Ce sera un grand progrès de la conscience universelle, si le Parlement réuni en congrès y consent : la fin d’un racisme inlassablement traqué. En effet, la commission des lois de l’Assemblée nationale, à l’unanimité, a décidé de purger 1a Constitution du mot « race » figurant dans son article 1er : « La France […] assure l’égalité devant la loi de tous les citoyens sans distinction de race. »
S’il n’y a plus de race, il n’y aura donc plus de racisme et de poursuites de ce chef. Ce serait logique ! Eh bien non ! Le rapporteur du texte, Yaël Braun-Pivet (LREM), a assuré que la suppression « n’affaiblirait pas l’arsenal juridique » dans la lutte contre le racisme. Bien que les races n’existent pas, on pourra donc continuer à être poursuivi pour racisme. Simplement, le mot « race » dans la Constitution serait remplacé par « origine », ce qui recouvre un champ plus vaste et offre donc l’occasion de saisir la justice plus souvent.
Si le nouveau texte était déjà adopté, ce serait, à n’en pas douter, le président Macron qui en eût été la première victime ; n’a-t-il pas dit au pape : « Les Bretons, c’est la mafia française » ? Et ce n’était pas sous le sceau de la confession. Le chef de l’Etat imputait donc à tous les individus d’origine bretonne une caractéristique négative et diffamatoire en les assimilant à une organisation criminelle. Il aurait dit « des » Bretons, au lieu de « les Bretons », il ne tombait pas sous le coup de la loi… future.

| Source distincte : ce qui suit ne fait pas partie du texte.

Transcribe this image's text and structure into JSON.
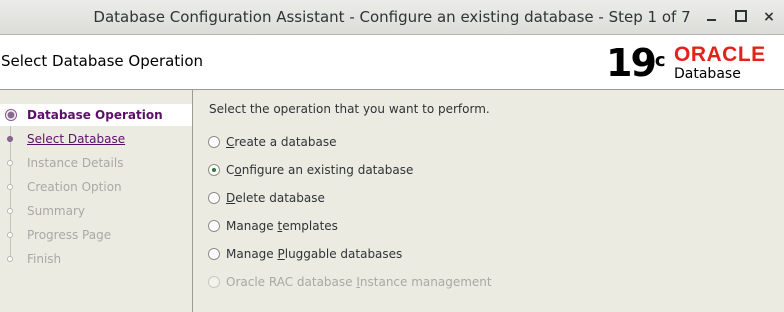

Néanmoins, il a affirmé qu’il souhaite « voir aboutir » la suppression du mot « race », espérant réussir là où son prédécesseur avait échoué, Hollande aussi ayant souhaité ce retrait. S’il veut en expurger la Constitution, il ne l’a pas banni de son vocabulaire ! Lors de la campagne présidentielle ne déclarait-il pas, en avril 2017 : « François Fillon a été ministre d’à peu près tout, finalement, il veut faire autre chose, je ne suis pas de cette race-là, je dis non » ?
Sacha Houlié, rédacteur LREM de l’amendement, se félicite : « Nous avons obtenu un large consensus pour toiletter l’article 1er qui correspondait à une Constitution du XXe siècle. » Car les races qui existaient au siècle dernier ont disparu dans notre merveilleux XXIe siècle ! Au XXe siècle, on enseignait aux collégiens qu’il existait des races humaines, au nombre de cinq, ayant chacune des caractéristiques spécifiques, et nul ne voyait dans ces affirmations quelque racisme que ce soit. C’est aussi l’époque où on savait la différence entre distinction et discrimination, alors qu’au XXIe siècle on confond les deux.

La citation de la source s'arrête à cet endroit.